Aside: The "You Can't Beat the Compiler" Myth

There's this persistent idea that compilers are smart and will magically turn your code into something that maps efficiently to the machine. That's only approximately true. It's really hard for compilers to prove the safety (or profitability) of certain transformations and, glancing through the produced code for sajson, I frequently noticed just plain dumb code generation. Like, instead of writing a constant into a known memory address, it would load a constant into a register, then jump to another location to OR it with another constant, and then jump somewhere else to write it to memory.

Also, just look at the charts - there are sometimes significant differences between the compilers on the same code. Compilers aren't perfect and they appreciate all the help you can give!

Benchmarking

Measuring the effect of microoptimizations on modern computers can be tricky. With dynamic clock frequencies and all of today's background tasks, the easiest way to get stable performance numbers is to take the fastest time from all the runs. Run your function a couple thousand times and record the minimum. Even tiny optimizations will show up this way.

(If a library that uses statistical techniques to automatically achieve precise results is readily available, consider using that.)

I also had my JSON benchmarks report MB/s, which normalizes the differences between test files of different sizes. It also helps understand parser startup cost (when testing small files) and the differences in parse speed between files with lots of numbers, strings, huge objects, etc.

Swift Bindings

Dropbox (primarily @aeidelson) contributed high-quality Swift bindings for sajson. The challenge in writing these bindings was finding a way to efficiently expose the sajson parse tree to Swift. It turns out that constructing Swift arrays and objects is REALLY expensive; we once benchmarked 10 ms in sajson's parser and 400 ms of Swift data structure construction.

Fortunately, Swift has decent APIs for unsafely manipulating pointers and memory, and with those we implemented the ability to access sajson AST nodes through a close-to-natural ValueReader type.

Converting sajson strings (e.g. ranges of UTF-8 memory) into Swift Strings is still expensive, but Swift 4 might improve the situation:

An iOS team at Dropbox replaced JSONSerialization with sajson and cut their initial load times by two thirds!

Summary

I used to think JSON parsing was not something you ever wanted in your application's critical path. It's certainly not the kind of algorithm that modern computers love (read byte, branch, read byte, branch). That said, this problem has been beaten to death. We now have multiple parsers that can parse data at hundreds of megabytes per second -- around the same rate as SHA-256! If we relaxed some of the constraints on sajson, it could even go faster.

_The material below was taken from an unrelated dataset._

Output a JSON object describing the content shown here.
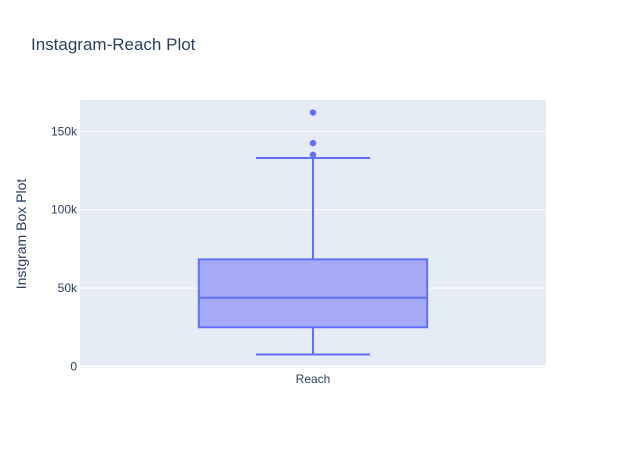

So how fast was Rich's parser, after all? When measured in Clang and MSVC, quite a lot, actually. But when measured in GCC, RapidJSON, sajson, and pjson were (and remain) very similar. Many of the differences come down to naive, manually-inlined code, which we know the compiler can reliably convert to a fast sequence of instructions. It's annoying to eschew abstractions and even duplicate logic across several locations, but, in the real world, people use real compilers. For critical infrastructure, it's worth taking on some manual optimization so your users don't have to care.

Update

Arseny Kapoulkine pointed out an awesome trick to me: replace the last byte of the buffer with 0, which lets you avoid comparing against the end of the buffer. When you come across a 0 byte, if it's the last one, treat it as if it's the byte that got replaced. This would be a material performance win in sajson _and_ avoid the need for specifying null-terminated buffers.